Good stuff even if you are not a practicing Christian. All Saints Monastery in Canada
mike_c
(36,281 posts)...and applaud him for any lessons he learned, I doubt that he could ever really understand, at a visceral level, the frustration of enduring injustice simply for being what he is. Because he isn't. Social privilege remains a shield, even when others aren't aware of it.
Curmudgeoness
(18,219 posts)from the article: "For an entire year Kurek lived "under cover" as a homosexual in his home town of Nashville. He told his family he was gay, as well as his friends and his church." This would have been huge. He stayed in his own hometown, he came out to everyone, including his church.....he would have been treated as if he really were gay by all of these people, and that would be very enlightening.
Yes, he would not have had the true feeling of being different than the norm, having been born with feelings that many in society were telling you were wrong. But I have no doubt that he learned a lot about how gays do face.
From his mother's private journal: "I'd rather have found out from a doctor that I had terminal cancer than I have a gay son."
WinkyDink
(51,311 posts)Black Like Me is a nonfiction book by journalist John Howard Griffin first published in 1961. Griffin was a white native of Dallas, Texas and the book describes his six-week experience travelling on Greyhound buses (occasionally hitchhiking) throughout the racially segregated states of Louisiana, Mississippi, Alabama and Georgia passing as a black man. Sepia Magazine financed the project in exchange for the right to print the account first as a series of articles.
Griffin kept a journal of his experiences; the 188-page diary was the genesis of the book.
In 1959, at the time of the book's writing, race relations were particularly strained in America; Griffin's aim was to explain the difficulties facing black people in certain areas. Under the care of a doctor, Griffin artificially darkened his skin to pass as a black man.
In 1964, a film version of Black Like Me starring James Whitmore was produced.[1]
Robert Bonazzi subsequently published the book Man in the Mirror: John Howard Griffin and the Story of Black Like Me.
The title of the book is taken from the last line of the Langston Hughes poem "Dream Variations":
Rest at pale evening... A tall slim tree... Night coming tenderly Black like me.
mike_c
(36,281 posts)Thinking about BLM gave me some pause when I wrote my original response, but in the end I rejected that analogy. Both Griffin and the subject of the OP represented themselves as someone they weren't in order to experience life in someone else's shoes, and I agree they were similar in that respect. However, in the end, neither of them was powerless to change their circumstances, and that made both their experiences somewhat removed from the truth experienced by people of color and gay men. Somehow though, and I admit to being less than articulate describing what seems like something of a hunch, it seems to me that one's sexuality so fundamentally establishes one's identity that sexual discrimination is especially cruel. And the knowledge that you can revert to your true self, and lift the illusion of difference, must keep social privilege alive in the back of the mind, a refuge that is ultimately always available when you tire of the charade.

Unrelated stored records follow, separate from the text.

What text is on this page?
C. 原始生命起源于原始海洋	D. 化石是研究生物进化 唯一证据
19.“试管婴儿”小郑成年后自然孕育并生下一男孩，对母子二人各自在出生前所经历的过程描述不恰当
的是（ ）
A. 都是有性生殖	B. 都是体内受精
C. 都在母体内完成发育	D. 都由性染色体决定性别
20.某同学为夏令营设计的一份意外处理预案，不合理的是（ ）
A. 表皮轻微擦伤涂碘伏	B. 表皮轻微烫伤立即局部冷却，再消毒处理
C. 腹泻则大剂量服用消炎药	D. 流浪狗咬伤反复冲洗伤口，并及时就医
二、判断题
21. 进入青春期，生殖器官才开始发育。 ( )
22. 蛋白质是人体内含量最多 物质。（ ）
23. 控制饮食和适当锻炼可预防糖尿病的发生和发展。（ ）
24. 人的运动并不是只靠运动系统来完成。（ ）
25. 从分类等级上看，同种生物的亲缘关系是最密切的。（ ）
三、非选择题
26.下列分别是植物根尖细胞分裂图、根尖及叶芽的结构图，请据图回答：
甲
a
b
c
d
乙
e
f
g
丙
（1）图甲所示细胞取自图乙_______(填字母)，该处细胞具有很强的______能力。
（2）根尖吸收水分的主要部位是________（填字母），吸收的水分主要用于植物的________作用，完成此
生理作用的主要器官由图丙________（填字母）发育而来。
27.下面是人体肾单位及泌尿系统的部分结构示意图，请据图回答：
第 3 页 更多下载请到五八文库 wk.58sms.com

I don't mean to diminish what either of them learned about society. But Griffin darkened his skin-- he experienced racial discrimination because he genuinely became black, at least on the outside (and I'd still argue that his sense of social privilege was intact on the inside, because that is what fueled his personal epiphanies). The subject of the OP never had to deal with the inevitability of his gayness, the naturalness of how he felt about his own sexuality, and bewilderment that others would reject him because of it.
toddwv
(2,830 posts)to not only lift the veil of ignorance from their own eyes but everyone else around them too.
kooljerk666
(776 posts)But this guy and his story brought tears to my eyes.